Question 2: I have a Raid Array with 2 Logical Drives. Can I replace drives 5 and 7 (Read Errors) and do a restore from backup?
Or will I have to break the array, blast all of the data and recreate the array, and do a resotre in order to fix the problem?
It's scary because everything is fine now and I do not have a backup server to test with. It's a matter of trusting a good backup.
This Server is used around the clock. My 1st test will be to test the bootable CD created by Acornis and make sure it sees the Array controller and drives.
I have time to think about this and I want to get it right.


> You are essentially making the server unbootable by replacing the drive 5 and 7 as their is already one drive which is failed and waiting to rebuild
Rebuild happens from parity data on the rest of the drives as their are read errors like you said on 5 and 7 I doubt if the rebuild is ever going to start


Or will I have to break the array, blast all of the data and recreate the array, and do a resotre in order to fix the problem?

> recreate and restore is the best solution , server may conintue to work fine untill a restart , so it is important to have a backup before a restart


Question 3: There are 7 drives participating in the array now, and 1 is not (the new drive).

What if I purchased 7 new drives (or 8) and went through the restore process.
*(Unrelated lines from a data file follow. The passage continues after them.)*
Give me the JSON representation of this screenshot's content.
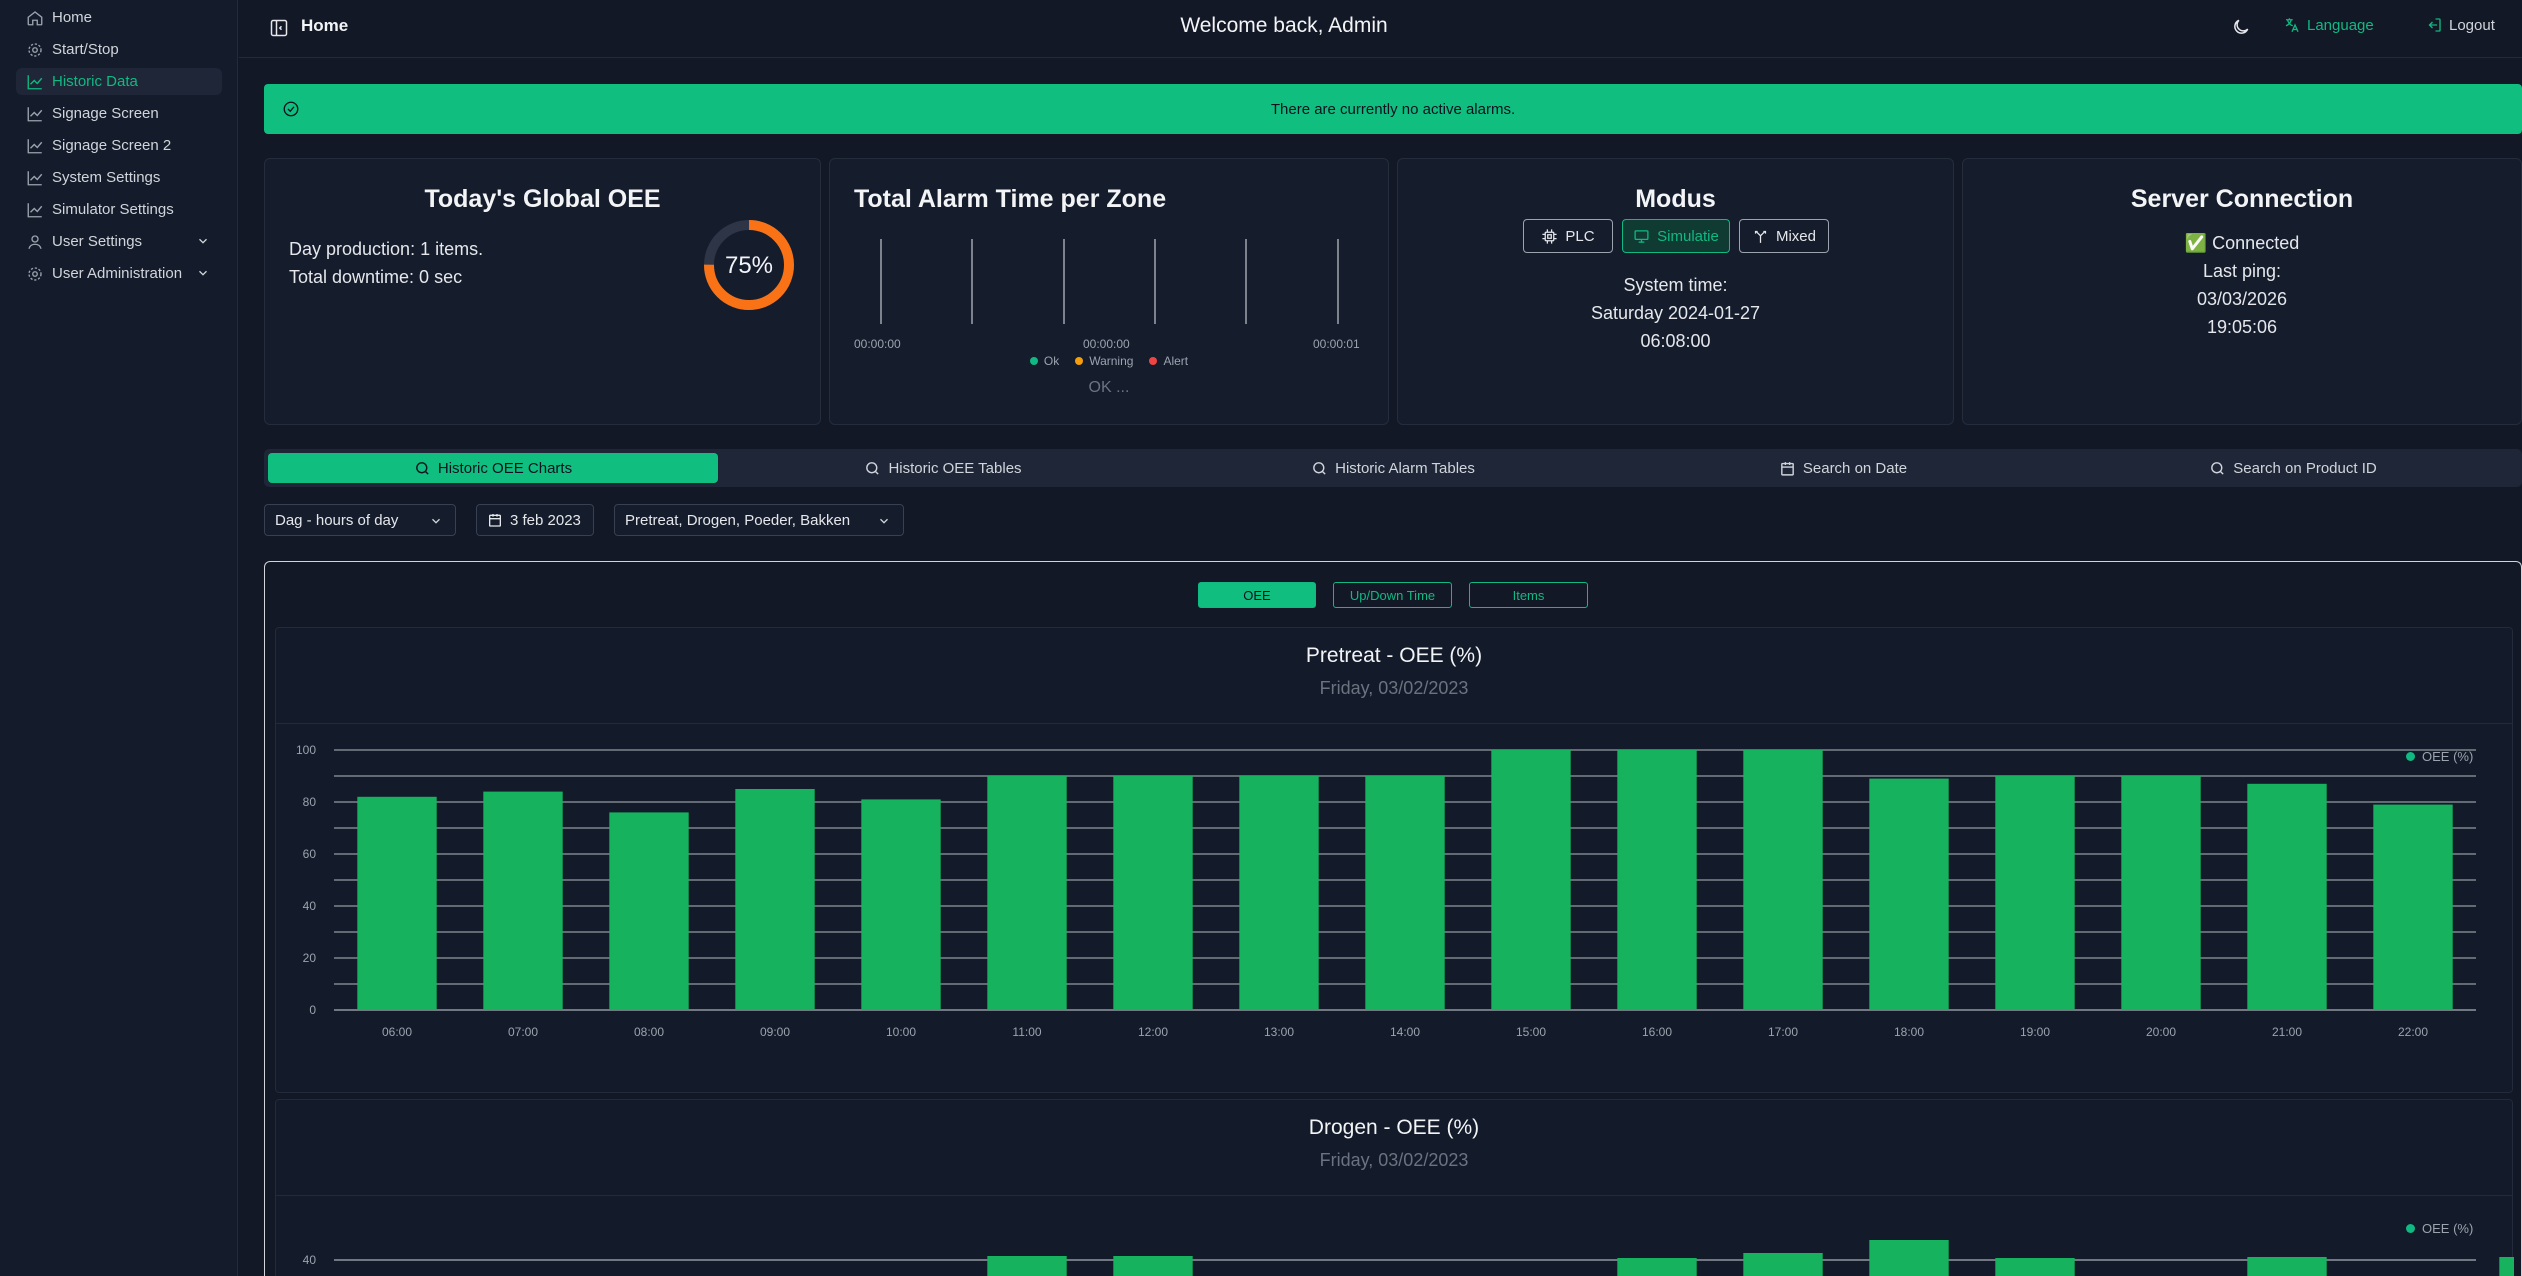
{
  "sidebar": {
    "items": [
      {
        "label": "Home",
        "icon": "home-icon"
      },
      {
        "label": "Start/Stop",
        "icon": "gear-icon"
      },
      {
        "label": "Historic Data",
        "icon": "chart-icon"
      },
      {
        "label": "Signage Screen",
        "icon": "chart-icon"
      },
      {
        "label": "Signage Screen 2",
        "icon": "chart-icon"
      },
      {
        "label": "System Settings",
        "icon": "chart-icon"
      },
      {
        "label": "Simulator Settings",
        "icon": "chart-icon"
      },
      {
        "label": "User Settings",
        "icon": "user-icon"
      },
      {
        "label": "User Administration",
        "icon": "gear-icon"
      }
    ],
    "active_index": 2
  },
  "header": {
    "title": "Home",
    "welcome": "Welcome back, Admin",
    "language": "Language",
    "logout": "Logout"
  },
  "banner": {
    "text": "There are currently no active alarms."
  },
  "oee_card": {
    "title": "Today's Global OEE",
    "production": "Day production: 1 items.",
    "downtime": "Total downtime: 0 sec",
    "gauge_label": "75%",
    "gauge_value": 0.75
  },
  "alarm_card": {
    "title": "Total Alarm Time per Zone",
    "ticks": [
      "00:00:00",
      "00:00:00",
      "00:00:01"
    ],
    "legend": [
      {
        "label": "Ok",
        "color": "#10b981"
      },
      {
        "label": "Warning",
        "color": "#f59e0b"
      },
      {
        "label": "Alert",
        "color": "#ef4444"
      }
    ],
    "status": "OK ..."
  },
  "modus_card": {
    "title": "Modus",
    "buttons": [
      "PLC",
      "Simulatie",
      "Mixed"
    ],
    "active_button": "Simulatie",
    "system_time_label": "System time:",
    "date": "Saturday 2024-01-27",
    "time": "06:08:00"
  },
  "server_card": {
    "title": "Server Connection",
    "status": "✅ Connected",
    "last_ping_label": "Last ping:",
    "ping_date": "03/03/2026",
    "ping_time": "19:05:06"
  },
  "tabs": [
    "Historic OEE Charts",
    "Historic OEE Tables",
    "Historic Alarm Tables",
    "Search on Date",
    "Search on Product ID"
  ],
  "filters": {
    "period": "Dag - hours of day",
    "date": "3 feb 2023",
    "zones": "Pretreat, Drogen, Poeder, Bakken"
  },
  "chart_toggles": [
    "OEE",
    "Up/Down Time",
    "Items"
  ],
  "colors": {
    "accent": "#10b981",
    "background": "#121826",
    "bar": "#16b25d"
  },
  "chart_data": [
    {
      "type": "bar",
      "title": "Pretreat - OEE (%)",
      "subtitle": "Friday, 03/02/2023",
      "categories": [
        "06:00",
        "07:00",
        "08:00",
        "09:00",
        "10:00",
        "11:00",
        "12:00",
        "13:00",
        "14:00",
        "15:00",
        "16:00",
        "17:00",
        "18:00",
        "19:00",
        "20:00",
        "21:00",
        "22:00"
      ],
      "series": [
        {
          "name": "OEE (%)",
          "values": [
            82,
            84,
            76,
            85,
            81,
            90,
            90,
            90,
            90,
            100,
            100,
            100,
            89,
            90,
            90,
            87,
            79
          ]
        }
      ],
      "yticks": [
        0,
        20,
        40,
        60,
        80,
        100
      ],
      "ylim": [
        0,
        100
      ],
      "grid": true,
      "legend_position": "top-right"
    },
    {
      "type": "bar",
      "title": "Drogen - OEE (%)",
      "subtitle": "Friday, 03/02/2023",
      "series": [
        {
          "name": "OEE (%)",
          "values": []
        }
      ],
      "yticks": [
        40
      ],
      "grid": true,
      "legend_position": "top-right"
    }
  ]
}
If the restore worked, great - if not I could replace the original drives back and go from there. The problem with that I am thinking is that I would have to recreate the array using the new drives. Putting back the old drives in case of failure may not work...

Yes can purchase new drives and restore but got to 100% sure that backup has completed successfully, like I said restarting the server in the current situation with the current drive configuration ( could replace the original drives back and go from there ) server may just not come back on .

 

Recreating the logical drives - and restoring the data with all new drives or by just replacing the hard drives with read errors and then restoring from a backup will work, like you have mentioned now it all goes down to the backup job and trusting that it will work when restored. 

 


Was the post useful? Say thanks by clicking the white KUDOS Star!
Goutham Sabala
Chuck Slabaugh
Occasional Contributor

Re: Raid 6 Array won't rebuild drive

I bought HP Care Pack for 1 year and will await for registration.

 

All Drives but drive 3 (replaced 6 months ago) and Drive 6 have the same model and firmware level (HPD9)

 

Drive 3 is a different model with firmware at HPD8.

 

Dirve 6 - the drive that will not rebuild is model DH072BAAKN - Firmware HPD3 - the latest available for that drive.model. I could not find the drive model for drive 3 (EH0072FARUS - which is at HPD8)

 

Acronis Backup and Recovery 11 - Virtual Edition has been installed and a backup completed.

 

Primary Server has 2 drives - Drive C - Operating System and Drive G - Virtual Drives are located there.

 

I have taken a full backup of dirve C and all 3 Virtual Drives - skipping the backup of Drive G - They said that was not neccessary since Virtual Machines have been backup up.

 

Including Drive G exceeded the 400GB Tape so it was skipped - Does that seem correct?

 

What do you think about the model/firmware level?

 

Server is working fine and full backups complete 100%. Hard Read Errors remain on 5 and 7.

 

Could replacing Drive 6 with the same model/firmware level drive help?

 

What if I took one of the dirves with hard read errors (5 or 7) and replaced it with a new drive?

 

My understanding was that the P400 Raid Controller should be able to deal with Hard Read errors on the drive.

 

This problem has a lot of people stumped and I've received conflicting advice.

 

Could the drive models/firmware versions have anything to do with this or is breaking the array, recreating it and restoring the only hope?

 

Does the Backup I'm making OK? (skipping Drive G - but making Virtual Machine Backups?